Les crimes commis depuis trente ans dans l’Est de la République Démocratique du Congo ne resteront pas impunis. C’est le message clair et sans concession porté par le Garde des sceaux et Ministre d’Etat en charge de la Justice, Guillaume Ngefa, lors de son entretien mercredi avec l’ambassadrice de France chargée des Droits humains et du Devoir de mémoire, Isabelle Rome. Et Paris semble avoir entendu l’appel.
Dans son cabinet, mercredi, le Ministre d’État en charge de la Justice a posé les termes d’un plaidoyer ferme : la justice transitionnelle, aussi nécessaire soit-elle, ne peut rien tant que les violences continuent de massacrer les populations civiles dans le Nord-Kivu et l’Ituri. «J’ai insisté sur la nécessité de préserver nos lieux de mémoire, à l’image du mémorial de Kisangani, et réaffirmé que la justice doit poursuivre non seulement les exécutants, mais aussi les commanditaires des massacres», a-t-il écrit sur son compte X, résumant l’esprit de l’échange.
Derrière les mots, une exigence : fini l’époque où seuls les petits pieds tombent sous le coup de la justice. Kinshasa veut remonter la chaîne de responsabilités. Depuis des décennies, groupes armés locaux, factions soutenues par des puissances étrangères et forces régulières se livrent à une guerre d’usure dont les premières victimes sont toujours les mêmes : des femmes violées, des villages brûlés, des enfants enrôlés de force.
Face à ce tableau, le Garde des sceaux n’a pas mâché ses mots. « La justice transitionnelle ne peut pleinement produire ses effets tant que les violences persistent dans l’Est», a-t-il martelé, rappelant implicitement que juger sans d’abord arrêter les tueries relève de l’illusion.
Paris reconnaît les efforts congolais et promet une coopération renforcée
Mais ce qui change le ton de cette rencontre, c’est l’attitude de la France. L’ambassadrice Isabelle Rome n’est pas venue seulement écouter poliment. Selon le compte rendu du ministre congolais, Paris a apporté une «reconnaissance» aux efforts de la RDC en matière de promotion et de protection des droits humains. Et surtout, une volonté partagée de consolider la coopération judiciaire entre les deux pays.

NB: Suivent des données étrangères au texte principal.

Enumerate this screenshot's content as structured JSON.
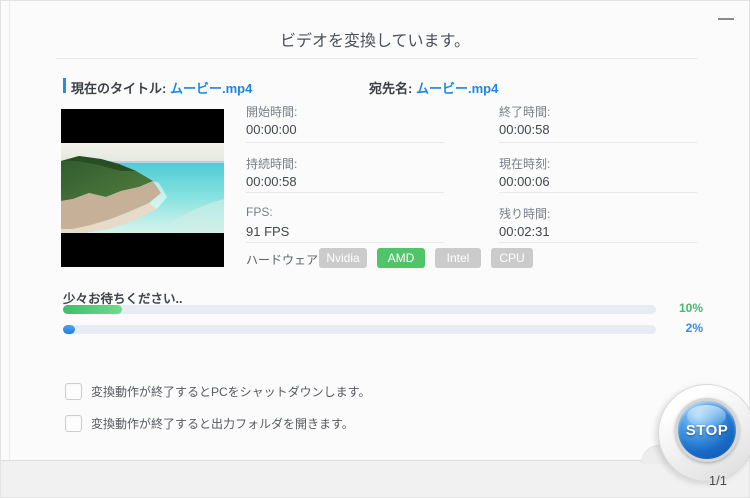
{
  "window": {
    "minimize_icon": "minimize"
  },
  "header": {
    "title": "ビデオを変換しています。"
  },
  "file_info": {
    "current_title_label": "現在のタイトル:",
    "current_title_value": "ムービー.mp4",
    "destination_label": "宛先名:",
    "destination_value": "ムービー.mp4"
  },
  "fields": [
    {
      "label": "開始時間:",
      "value": "00:00:00"
    },
    {
      "label": "終了時間:",
      "value": "00:00:58"
    },
    {
      "label": "持続時間:",
      "value": "00:00:58"
    },
    {
      "label": "現在時刻:",
      "value": "00:00:06"
    },
    {
      "label": "FPS:",
      "value": "91 FPS"
    },
    {
      "label": "残り時間:",
      "value": "00:02:31"
    }
  ],
  "hardware": {
    "label": "ハードウェア:",
    "options": [
      {
        "name": "Nvidia",
        "active": false
      },
      {
        "name": "AMD",
        "active": true
      },
      {
        "name": "Intel",
        "active": false
      },
      {
        "name": "CPU",
        "active": false
      }
    ],
    "active_color": "#4fc469",
    "inactive_color": "#cbcbcb"
  },
  "progress": {
    "message": "少々お待ちください..",
    "bars": [
      {
        "percent": 10,
        "label": "10%",
        "color": "green",
        "hex": "#45b96e"
      },
      {
        "percent": 2,
        "label": "2%",
        "color": "blue",
        "hex": "#2e8fe8"
      }
    ]
  },
  "checkboxes": [
    {
      "label": "変換動作が終了するとPCをシャットダウンします。",
      "checked": false
    },
    {
      "label": "変換動作が終了すると出力フォルダを開きます。",
      "checked": false
    }
  ],
  "footer": {
    "page_indicator": "1/1",
    "stop_button_label": "STOP"
  },
  "colors": {
    "accent_blue": "#2b8ce6",
    "link_blue": "#1b87e9"
  }
}
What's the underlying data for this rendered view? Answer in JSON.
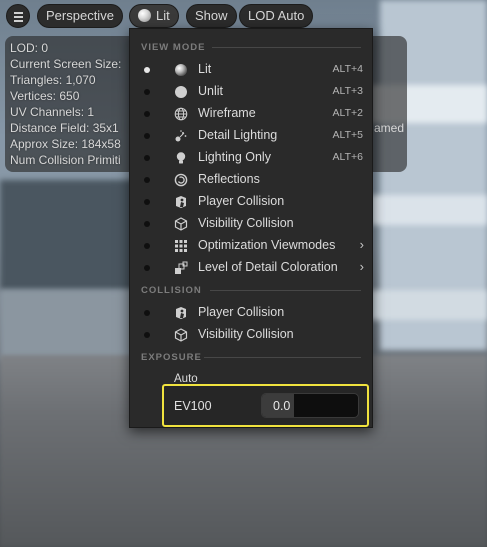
{
  "toolbar": {
    "perspective": "Perspective",
    "lit": "Lit",
    "show": "Show",
    "lod": "LOD Auto"
  },
  "stats": {
    "lod": "LOD:  0",
    "screen_size": "Current Screen Size:",
    "triangles": "Triangles:  1,070",
    "vertices": "Vertices:  650",
    "uv_channels": "UV Channels:  1",
    "distance_field": "Distance Field:  35x1",
    "approx_size": "Approx Size:  184x58",
    "num_collision": "Num Collision Primiti",
    "right_fragment": "amed"
  },
  "menu": {
    "view_mode_header": "VIEW MODE",
    "view_modes": [
      {
        "label": "Lit",
        "shortcut": "ALT+4",
        "icon": "lit-sphere-icon",
        "selected": true
      },
      {
        "label": "Unlit",
        "shortcut": "ALT+3",
        "icon": "unlit-sphere-icon",
        "selected": false
      },
      {
        "label": "Wireframe",
        "shortcut": "ALT+2",
        "icon": "wireframe-globe-icon",
        "selected": false
      },
      {
        "label": "Detail Lighting",
        "shortcut": "ALT+5",
        "icon": "detail-lighting-icon",
        "selected": false
      },
      {
        "label": "Lighting Only",
        "shortcut": "ALT+6",
        "icon": "lightbulb-icon",
        "selected": false
      },
      {
        "label": "Reflections",
        "shortcut": "",
        "icon": "reflections-icon",
        "selected": false
      },
      {
        "label": "Player Collision",
        "shortcut": "",
        "icon": "player-collision-icon",
        "selected": false
      },
      {
        "label": "Visibility Collision",
        "shortcut": "",
        "icon": "visibility-collision-icon",
        "selected": false
      },
      {
        "label": "Optimization Viewmodes",
        "shortcut": "",
        "icon": "optimization-grid-icon",
        "selected": false,
        "submenu": true
      },
      {
        "label": "Level of Detail Coloration",
        "shortcut": "",
        "icon": "lod-coloration-icon",
        "selected": false,
        "submenu": true
      }
    ],
    "collision_header": "COLLISION",
    "collision": [
      {
        "label": "Player Collision",
        "icon": "player-collision-icon"
      },
      {
        "label": "Visibility Collision",
        "icon": "visibility-collision-icon"
      }
    ],
    "exposure_header": "EXPOSURE",
    "exposure_auto": "Auto",
    "ev100_label": "EV100",
    "ev100_value": "0.0",
    "submenu_arrow": "›",
    "highlight_color": "#f0e23e"
  }
}
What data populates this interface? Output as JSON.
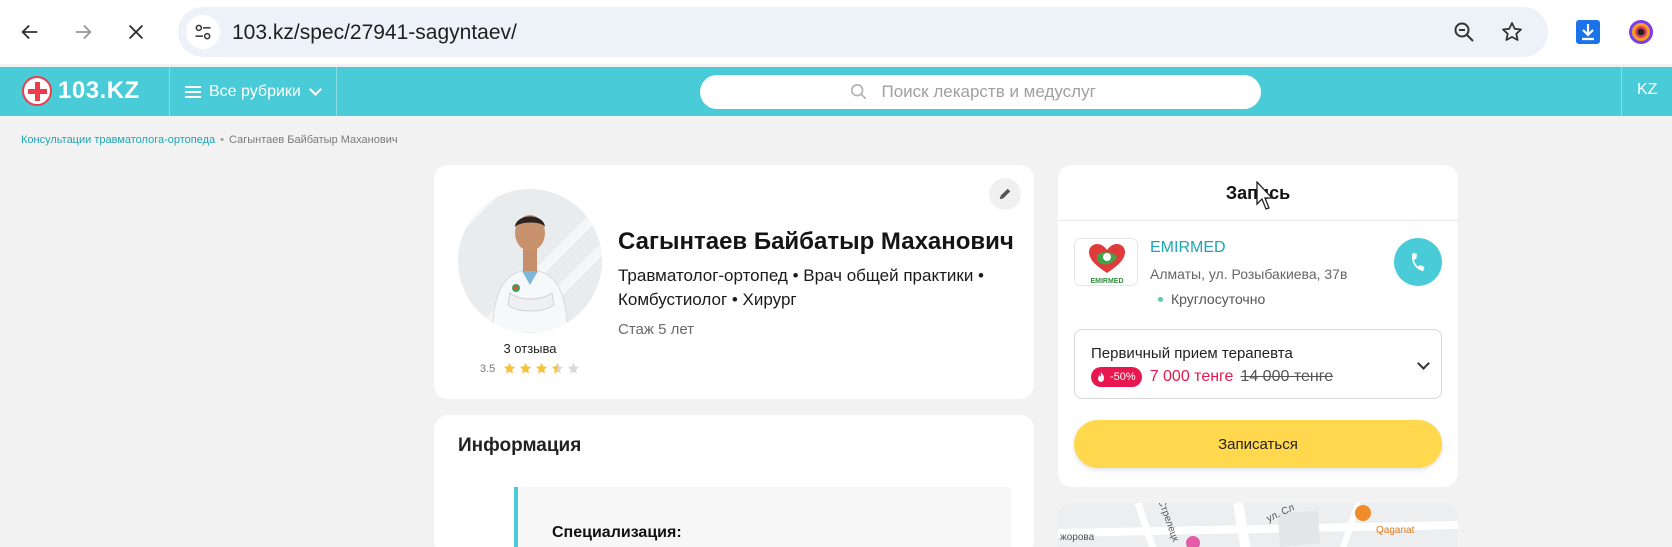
{
  "browser": {
    "url": "103.kz/spec/27941-sagyntaev/",
    "icons": [
      "back-arrow-icon",
      "forward-arrow-icon",
      "close-icon",
      "site-settings-icon",
      "zoom-icon",
      "bookmark-star-icon",
      "download-icon",
      "extension-icon"
    ]
  },
  "header": {
    "logo_text": "103.KZ",
    "rubrics_label": "Все рубрики",
    "search_placeholder": "Поиск лекарств и медуслуг",
    "lang": "KZ",
    "bg_color": "#49ccd8"
  },
  "breadcrumb": {
    "items": [
      "Консультации травматолога-ортопеда",
      "Сагынтаев Байбатыр Маханович"
    ],
    "separator": "•"
  },
  "profile": {
    "name": "Сагынтаев Байбатыр Маханович",
    "specialties": "Травматолог-ортопед • Врач общей практики • Комбустиолог • Хирург",
    "experience": "Стаж 5 лет",
    "reviews": "3 отзыва",
    "rating_value": "3.5",
    "rating_stars": 3.5,
    "rating_max": 5
  },
  "info": {
    "title": "Информация",
    "specialization_label": "Специализация:"
  },
  "booking": {
    "title": "Запись",
    "clinic_name": "EMIRMED",
    "clinic_logo_text": "EMIRMED",
    "clinic_address": "Алматы, ул. Розыбакиева, 37в",
    "clinic_hours": "Круглосуточно",
    "service_name": "Первичный прием терапевта",
    "discount": "-50%",
    "price_new": "7 000 тенге",
    "price_old": "14 000 тенге",
    "book_button": "Записаться",
    "accent_color": "#ffd84e",
    "price_color": "#e8174f"
  },
  "map": {
    "labels": [
      "Qaganat",
      "ул. Сл",
      "жорова",
      "Стрелецк"
    ]
  }
}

«Je me félicite de la reconnaissance des efforts de la République Démocratique du Congo», s’est réjoui Guillaume Ngefa, visiblement convaincu d’avoir trouvé à Paris un allié de poids. « Notre détermination demeure intacte pour renforcer l’État de droit, la redevabilité et notre coopération avec les mécanismes internationaux compétents », a-t-il ajouté.
Une alliance au service des valeurs universelles
Ce rapprochement franco-congolais ne relève pas de l’anecdote diplomatique. Il intervient alors que la RDC tente depuis des années de faire reconnaître la dimension internationale des crimes commis sur son sol, y compris par le biais de la Cour pénale internationale (CPI). Mais Kinshasa sait aussi qu’il lui faut des alliés de poids au sein du Conseil de sécurité et des capitales occidentales pour contraindre les commanditaires à comparaître.
En affichant sa joie et sa détermination, le Garde des sceaux envoie un signal fort aux responsables des massacres : le temps de l’impunité touche à sa fin. «Cette rencontre illustre la volonté partagée de la RDC et de la France de consolider leur coopération en matière de justice, de droits humains et de gouvernance démocratique, au service des valeurs universelles consacrées par les instruments internationaux », a conclu Guillaume Ngefa.
Il reste cependant à transformer cette belle déclaration en actes concrets : mandats d’arrêt, entraide judiciaire, gel des avoirs, extradition. Mais pour la première fois depuis longtemps, Kinshasa peut compter sur Paris pour l’aider à traquer non seulement les exécutants, mais aussi ceux qui tirent les ficelles dans l’ombre. Les victimes de l’Est attendent désormais que cette alliance porte ses fruits.